The week on Risk.net, January 18–24, 2020

7 days montage 240120

Bank disruptors: tread carefully and bend things

How BofA, SocGen, JP Morgan, Nomura, UBS and others are disrupting themselves

As business mix shifts, Eurex bulks up its default fund

Clearing house will raise charge to 9% from 7% as stress tests signal need for a fatter fund

Signing the Libor fallback protocol: a cautionary tale

As Orwell’s Room 101 beckons for Libor publication, muRisQ Advisory’s Marc Henrard warns of a potential pitfall in the fallback protocol


COMMENTARY: Innovation farms

This week, Risk.net looked at examples of technological innovation across the banking sector – the utility settlement coin aimed at speeding up cash settlement legs, artificial intelligence market analysis, quantum computing, asset tokenisation and many more.

It’s striking how much of this innovation comes from inside large established banks, rather than challenger start-ups – certainly a contrast to the situation in, for example, goods retail (how many venerable department stores and high street chains have now collapsed in the face of Amazon?). What is it about banking that makes it so resistant to disruption?
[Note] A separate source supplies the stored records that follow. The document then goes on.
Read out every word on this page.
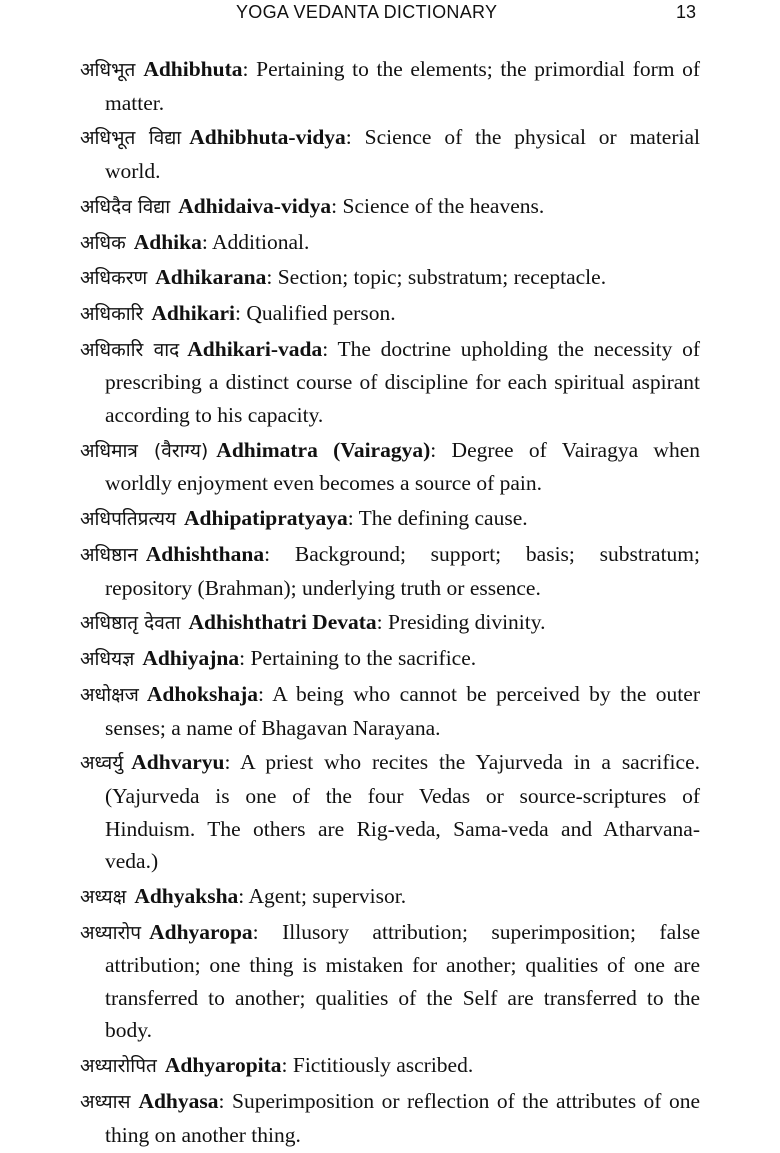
YOGA VEDANTA DICTIONARY	13

अधिभूत Adhibhuta: Pertaining to the elements; the primordial form of matter.

अधिभूत विद्या Adhibhuta-vidya: Science of the physical or material world.

अधिदैव विद्या Adhidaiva-vidya: Science of the heavens.

अधिक Adhika: Additional.

अधिकरण Adhikarana: Section; topic; substratum; receptacle.

अधिकारि Adhikari: Qualified person.

अधिकारि वाद Adhikari-vada: The doctrine upholding the necessity of prescribing a distinct course of discipline for each spiritual aspirant according to his capacity.

अधिमात्र (वैराग्य) Adhimatra (Vairagya): Degree of Vairagya when worldly enjoyment even becomes a source of pain.

अधिपतिप्रत्यय Adhipatipratyaya: The defining cause.

अधिष्ठान Adhishthana: Background; support; basis; substratum; repository (Brahman); underlying truth or essence.

अधिष्ठातृ देवता Adhishthatri Devata: Presiding divinity.

अधियज्ञ Adhiyajna: Pertaining to the sacrifice.

अधोक्षज Adhokshaja: A being who cannot be perceived by the outer senses; a name of Bhagavan Narayana.

अध्वर्यु Adhvaryu: A priest who recites the Yajurveda in a sacrifice. (Yajurveda is one of the four Vedas or source-scriptures of Hinduism. The others are Rig-veda, Sama-veda and Atharvana-veda.)

अध्यक्ष Adhyaksha: Agent; supervisor.

अध्यारोप Adhyaropa: Illusory attribution; superimposition; false attribution; one thing is mistaken for another; qualities of one are transferred to another; qualities of the Self are transferred to the body.

अध्यारोपित Adhyaropita: Fictitiously ascribed.

अध्यास Adhyasa: Superimposition or reflection of the attributes of one thing on another thing.
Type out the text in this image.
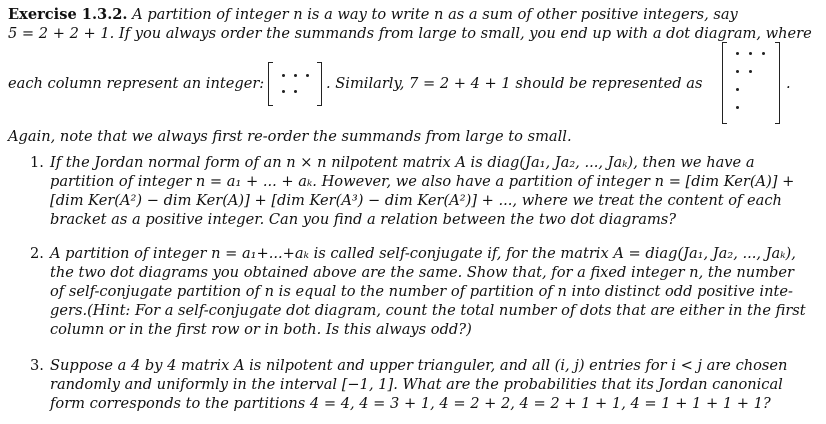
Exercise 1.3.2. A partition of integer n is a way to write n as a sum of other positive integers, say
5 = 2 + 2 + 1. If you always order the summands from large to small, you end up with a dot diagram, where
each column represent an integer:	. Similarly, 7 = 2 + 4 + 1 should be represented as	.
Again, note that we always first re-order the summands from large to small.
1. If the Jordan normal form of an n × n nilpotent matrix A is diag(Ja₁, Ja₂, ..., Jaₖ), then we have a
partition of integer n = a₁ + ... + aₖ. However, we also have a partition of integer n = [dim Ker(A)] +
[dim Ker(A²) − dim Ker(A)] + [dim Ker(A³) − dim Ker(A²)] + ..., where we treat the content of each
bracket as a positive integer. Can you find a relation between the two dot diagrams?
2. A partition of integer n = a₁+...+aₖ is called self-conjugate if, for the matrix A = diag(Ja₁, Ja₂, ..., Jaₖ),
the two dot diagrams you obtained above are the same. Show that, for a fixed integer n, the number
of self-conjugate partition of n is equal to the number of partition of n into distinct odd positive inte-
gers.(Hint: For a self-conjugate dot diagram, count the total number of dots that are either in the first
column or in the first row or in both. Is this always odd?)
3. Suppose a 4 by 4 matrix A is nilpotent and upper trianguler, and all (i, j) entries for i < j are chosen
randomly and uniformly in the interval [−1, 1]. What are the probabilities that its Jordan canonical
form corresponds to the partitions 4 = 4, 4 = 3 + 1, 4 = 2 + 2, 4 = 2 + 1 + 1, 4 = 1 + 1 + 1 + 1?
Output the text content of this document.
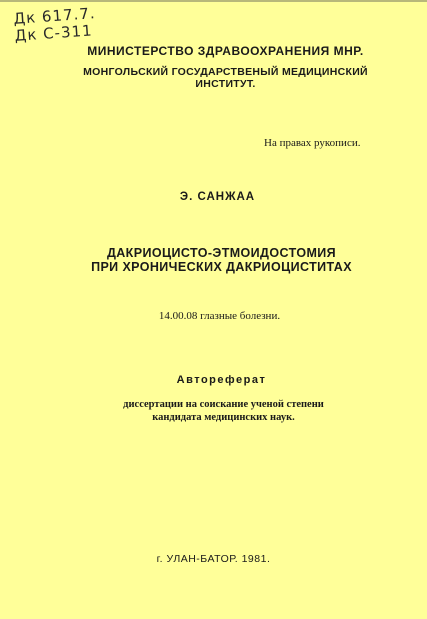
Дк 617.7.
Дк С-311
МИНИСТЕРСТВО ЗДРАВООХРАНЕНИЯ МНР.
МОНГОЛЬСКИЙ ГОСУДАРСТВЕНЫЙ МЕДИЦИНСКИЙ
ИНСТИТУТ.
На правах рукописи.
Э. САНЖАА
ДАКРИОЦИСТО-ЭТМОИДОСТОМИЯ
ПРИ ХРОНИЧЕСКИХ ДАКРИОЦИСТИТАХ
14.00.08 глазные болезни.
Автореферат
диссертации на соискание ученой степени
кандидата медицинских наук.
г. УЛАН-БАТОР. 1981.
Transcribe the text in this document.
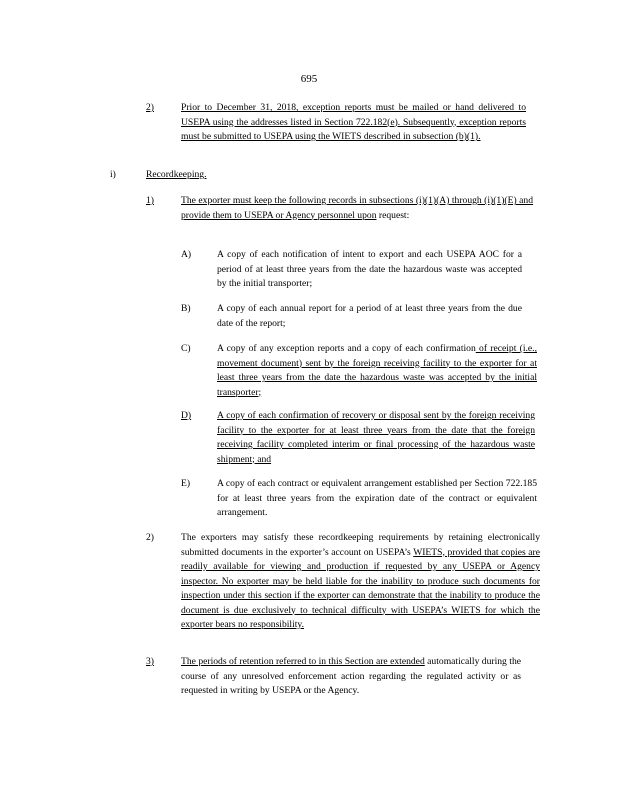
695
2)	Prior to December 31, 2018, exception reports must be mailed or hand delivered to USEPA using the addresses listed in Section 722.182(e). Subsequently, exception reports must be submitted to USEPA using the WIETS described in subsection (b)(1).
i)	Recordkeeping.
1)	The exporter must keep the following records in subsections (i)(1)(A) through (i)(1)(E) and provide them to USEPA or Agency personnel upon request:
A)	A copy of each notification of intent to export and each USEPA AOC for a period of at least three years from the date the hazardous waste was accepted by the initial transporter;
B)	A copy of each annual report for a period of at least three years from the due date of the report;
C)	A copy of any exception reports and a copy of each confirmation of receipt (i.e., movement document) sent by the foreign receiving facility to the exporter for at least three years from the date the hazardous waste was accepted by the initial transporter;
D)	A copy of each confirmation of recovery or disposal sent by the foreign receiving facility to the exporter for at least three years from the date that the foreign receiving facility completed interim or final processing of the hazardous waste shipment; and
E)	A copy of each contract or equivalent arrangement established per Section 722.185 for at least three years from the expiration date of the contract or equivalent arrangement.
2)	The exporters may satisfy these recordkeeping requirements by retaining electronically submitted documents in the exporter’s account on USEPA’s WIETS, provided that copies are readily available for viewing and production if requested by any USEPA or Agency inspector. No exporter may be held liable for the inability to produce such documents for inspection under this section if the exporter can demonstrate that the inability to produce the document is due exclusively to technical difficulty with USEPA’s WIETS for which the exporter bears no responsibility.
3)	The periods of retention referred to in this Section are extended automatically during the course of any unresolved enforcement action regarding the regulated activity or as requested in writing by USEPA or the Agency.
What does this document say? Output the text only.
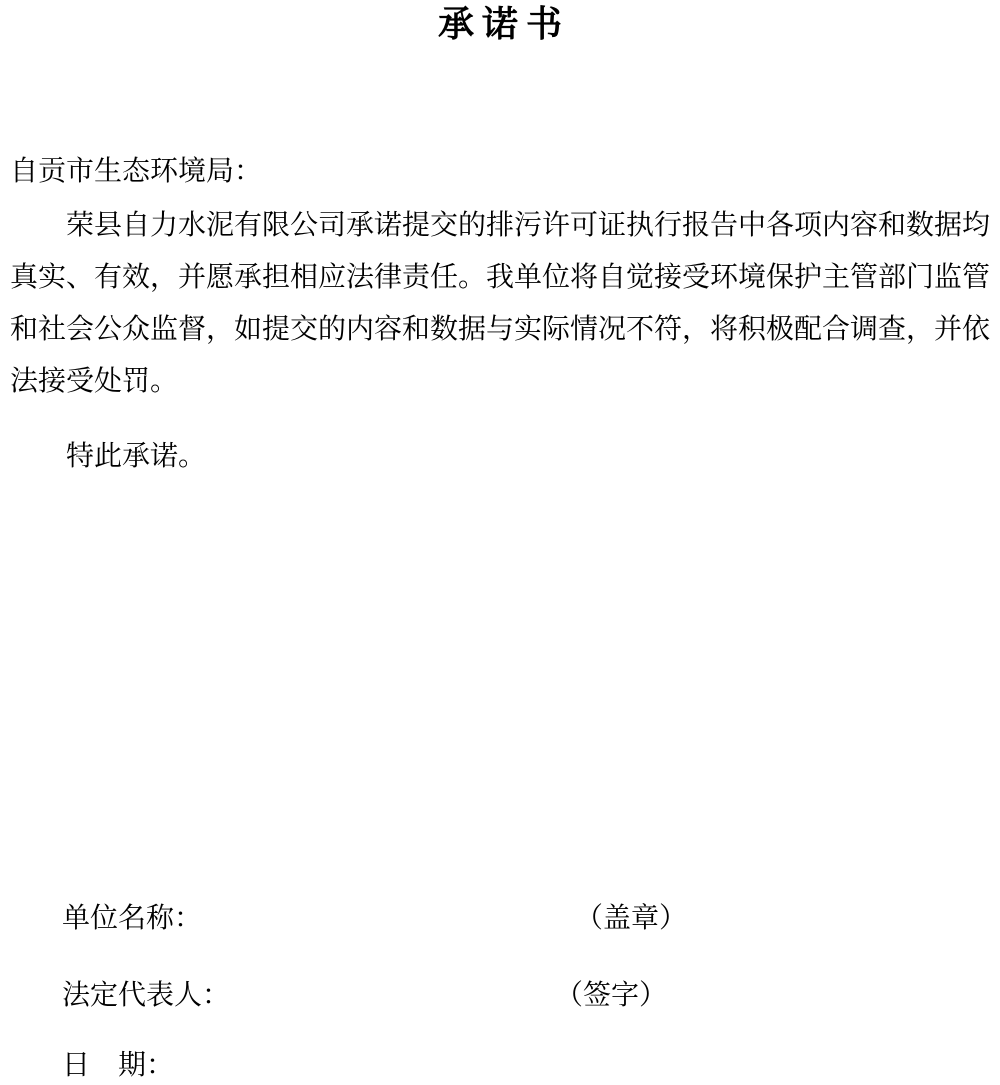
承诺书

自贡市生态环境局：

荣县自力水泥有限公司承诺提交的排污许可证执行报告中各项内容和数据均真实、有效，并愿承担相应法律责任。我单位将自觉接受环境保护主管部门监管和社会公众监督，如提交的内容和数据与实际情况不符，将积极配合调查，并依法接受处罚。

特此承诺。

单位名称：	（盖章）
法定代表人：	（签字）
日　期：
Why has, for example, Facebook’s attempt at an e-currency, Libra, failed to take off so far, while banks’ own attempts at digital currencies are showing promising signs of growth?

Technological innovation seems to come mostly from within, and there are three interlocking reasons for this: funding, data and trust.

A financial start-up using quantum computing, for example, requires two sorts of funding – both of which are easier to obtain under the umbrella of a major bank. Like any start-up, it needs to cover operating expenses – salaries, equipment, machine time and so forth. But, unlike many other start-ups, it also needs assets to manage, deals to process or transactions to complete – it is far easier to obtain those as part of an existing bank with its own deal flow, rather than starting from scratch.

Second, it needs data – if the bricks that banks are built from are assets, then the mortar is data. Banks have decades of credit information, transaction data and market records not publicly available, so access to a parent’s data is a near-unbeatable advantage for in-house start-ups.

Third, and most important, is trust. The internet start-up ethos of “move fast and break things” has run headfirst into the culture of post-crisis banking regulation more than once: trust between customer and provider, and between company and regulator, is a crop that is slow to grow.

Has it always been this way? Yes and no. There was a post-crisis boom in fintech start-ups, driven by advances in technology and upheaval in the financial industry, but it has left few survivors. Banks are difficult customers to deal with at the best of times, and this is likely to leave future fintech entrepreneurs with the same choice they face today: get inside – or go elsewhere.


STAT OF THE WEEK

Credit assets held by shadow banking entities increased 5.7% in 2018, up from 4.7% the year prior, to $44.9 trillion, with growth fastest among hedge funds and broker-dealers.

 

QUOTE OF THE WEEK

“We are hopeful to see [initial margin haircutting] excluded as a possibility in the final text – as a resolution tool it would only lead to bad outcomes once a CCP is in crisis” – Bill Stenning, Societe Generale, on draft proposals from the Council of the European Union that would curb the ability of resolution authorities to dip into the initial margin accounts of central counterparty members during a crisis.